I stole the title of this post from a well-known book by Elaine Scarry, in which she discusses physical pain and how it “unmakes the world,” especially in its most extreme form—torture. She argues that torture makes language impossible, and is thus utterly opposed to human creativity. Though her book is both complex and fascinating, I am more interested in the history of everyday pain. The study of pain during the early modern period is currently a hot topic, with scholars considering how pain was described and treated. It is more difficult to discover how those in the past actually experienced pain, but I have come across a number of visceral written descriptions. I will never forget, for example, a short treatise that I read while working at the Bibliothèque nationale in Paris, about a man who underwent surgery in 1612 in order to have kidney stones removed [8-TE97-10]. The surgeons were reluctant to operate because the suffering man was 63 years old—an advanced age at the time—but the elderly courtier was in so much pain that he gathered his courage, went to confession, and insisted that the surgery proceed. The head surgeon made an incision in the man’s perineum and inserted “une sonde,” a long thin instrument into the wound. While strong assistants held the patient down, the surgeon used tweezers to search for and remove several stones. After an hour of probing for more stones, the tormented older man was covered in blood, crying in agony, with eyes half dead and a black tongue. In the end, he survived and thanked God for allowing him to endure such horrible pain. Ugh! This is a rather extreme case, but other sources reveal that various injuries and conditions, as well as the presence of body lice and fleas, were commonplace during the early modern period. At first I concluded that people in the past had experienced more pain than most of us do today. What could be worse than undergoing surgery without any anesthetic? But I now think that physical sensations were understood and literally felt differently in the past, and probably from person to person. Historians agree that pain is experienced diversely according to various cultural factors. Now I imagine that we are all fighting our own pain battles, unable to describe our feelings, left wondering about the severity of our condition.

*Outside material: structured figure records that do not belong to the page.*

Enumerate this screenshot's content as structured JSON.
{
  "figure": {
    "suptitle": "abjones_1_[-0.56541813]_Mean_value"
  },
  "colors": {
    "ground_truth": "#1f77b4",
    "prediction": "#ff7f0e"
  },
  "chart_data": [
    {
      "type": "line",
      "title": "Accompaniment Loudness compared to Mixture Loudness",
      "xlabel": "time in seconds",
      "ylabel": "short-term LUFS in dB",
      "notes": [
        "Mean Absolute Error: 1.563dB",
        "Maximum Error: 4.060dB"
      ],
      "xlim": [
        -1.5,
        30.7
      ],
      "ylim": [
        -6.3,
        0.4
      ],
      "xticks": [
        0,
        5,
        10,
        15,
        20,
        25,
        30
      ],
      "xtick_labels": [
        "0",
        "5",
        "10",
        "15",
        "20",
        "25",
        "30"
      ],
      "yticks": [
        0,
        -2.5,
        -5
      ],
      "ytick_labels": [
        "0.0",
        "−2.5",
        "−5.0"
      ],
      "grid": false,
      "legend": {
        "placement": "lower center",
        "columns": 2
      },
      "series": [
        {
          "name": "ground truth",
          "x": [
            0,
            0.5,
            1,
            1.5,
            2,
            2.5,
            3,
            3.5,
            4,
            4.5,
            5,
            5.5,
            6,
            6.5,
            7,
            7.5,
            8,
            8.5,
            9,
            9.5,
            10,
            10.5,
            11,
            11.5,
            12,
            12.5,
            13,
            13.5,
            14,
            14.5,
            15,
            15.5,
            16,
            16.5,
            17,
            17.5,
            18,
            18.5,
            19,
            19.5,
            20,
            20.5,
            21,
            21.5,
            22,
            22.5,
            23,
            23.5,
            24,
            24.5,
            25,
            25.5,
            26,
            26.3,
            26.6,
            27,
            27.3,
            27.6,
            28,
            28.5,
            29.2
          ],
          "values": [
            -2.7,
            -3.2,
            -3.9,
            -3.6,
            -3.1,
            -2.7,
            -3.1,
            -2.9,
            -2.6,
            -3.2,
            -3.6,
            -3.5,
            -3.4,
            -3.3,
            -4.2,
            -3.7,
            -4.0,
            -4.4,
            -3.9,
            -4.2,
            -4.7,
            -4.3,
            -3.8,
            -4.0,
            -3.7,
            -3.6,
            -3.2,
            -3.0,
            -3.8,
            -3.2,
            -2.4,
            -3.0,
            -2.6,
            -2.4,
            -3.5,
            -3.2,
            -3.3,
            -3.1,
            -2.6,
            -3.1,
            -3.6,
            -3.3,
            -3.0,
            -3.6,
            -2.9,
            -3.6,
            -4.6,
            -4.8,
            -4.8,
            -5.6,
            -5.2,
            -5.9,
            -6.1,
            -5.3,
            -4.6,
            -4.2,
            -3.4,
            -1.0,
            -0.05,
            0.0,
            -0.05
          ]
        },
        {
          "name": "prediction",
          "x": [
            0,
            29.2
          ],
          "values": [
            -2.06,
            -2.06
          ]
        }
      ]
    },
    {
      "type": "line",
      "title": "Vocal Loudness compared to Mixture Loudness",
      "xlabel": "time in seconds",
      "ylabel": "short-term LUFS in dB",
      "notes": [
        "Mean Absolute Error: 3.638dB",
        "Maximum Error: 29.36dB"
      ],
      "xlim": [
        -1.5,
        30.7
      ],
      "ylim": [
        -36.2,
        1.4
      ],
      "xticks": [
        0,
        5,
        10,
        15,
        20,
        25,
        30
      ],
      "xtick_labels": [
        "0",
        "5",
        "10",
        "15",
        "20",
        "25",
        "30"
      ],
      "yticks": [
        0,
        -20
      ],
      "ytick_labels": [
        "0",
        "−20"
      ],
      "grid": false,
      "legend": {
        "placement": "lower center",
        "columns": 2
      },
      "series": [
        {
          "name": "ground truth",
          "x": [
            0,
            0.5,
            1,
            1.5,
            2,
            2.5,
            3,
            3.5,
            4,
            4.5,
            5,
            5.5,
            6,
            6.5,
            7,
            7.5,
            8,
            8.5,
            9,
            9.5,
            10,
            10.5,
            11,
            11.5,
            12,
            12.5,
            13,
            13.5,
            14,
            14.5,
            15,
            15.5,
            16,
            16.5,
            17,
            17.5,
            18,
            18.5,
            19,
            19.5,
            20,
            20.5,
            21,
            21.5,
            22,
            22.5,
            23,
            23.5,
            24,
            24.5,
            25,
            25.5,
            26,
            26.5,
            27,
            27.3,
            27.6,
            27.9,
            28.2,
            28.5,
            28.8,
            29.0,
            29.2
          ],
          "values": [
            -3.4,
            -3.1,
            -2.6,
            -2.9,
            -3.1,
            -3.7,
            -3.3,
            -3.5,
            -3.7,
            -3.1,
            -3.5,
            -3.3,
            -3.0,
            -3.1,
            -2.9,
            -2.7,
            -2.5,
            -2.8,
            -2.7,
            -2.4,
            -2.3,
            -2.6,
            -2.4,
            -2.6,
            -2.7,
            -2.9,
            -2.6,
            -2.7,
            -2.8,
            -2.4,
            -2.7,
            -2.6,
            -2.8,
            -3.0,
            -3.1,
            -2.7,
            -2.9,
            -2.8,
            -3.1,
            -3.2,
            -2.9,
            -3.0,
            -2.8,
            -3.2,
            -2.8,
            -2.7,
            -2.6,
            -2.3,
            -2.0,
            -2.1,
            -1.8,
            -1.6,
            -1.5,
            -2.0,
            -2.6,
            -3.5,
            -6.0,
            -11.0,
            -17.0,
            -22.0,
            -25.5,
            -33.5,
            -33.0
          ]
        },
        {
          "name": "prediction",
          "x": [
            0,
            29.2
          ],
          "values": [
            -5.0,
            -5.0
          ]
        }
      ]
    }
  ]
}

How do you handle your pain? I find that working out is the best remedy. It gives me relief from every ailment. Many of us intuitively find solutions. One friend discovered that yoga is the only activity that eases the pain of her malformed hips. I “accidentally” built up the muscle in my back, which ultimately saved me according to my athletic physiotherapist. I am curious about whether or not you feel pain and how you have decided to treat it in your own way. I am also sorry that this post is serious rather than funny, but that is another sad impact of the sore feet, aching back and burning tit balloons.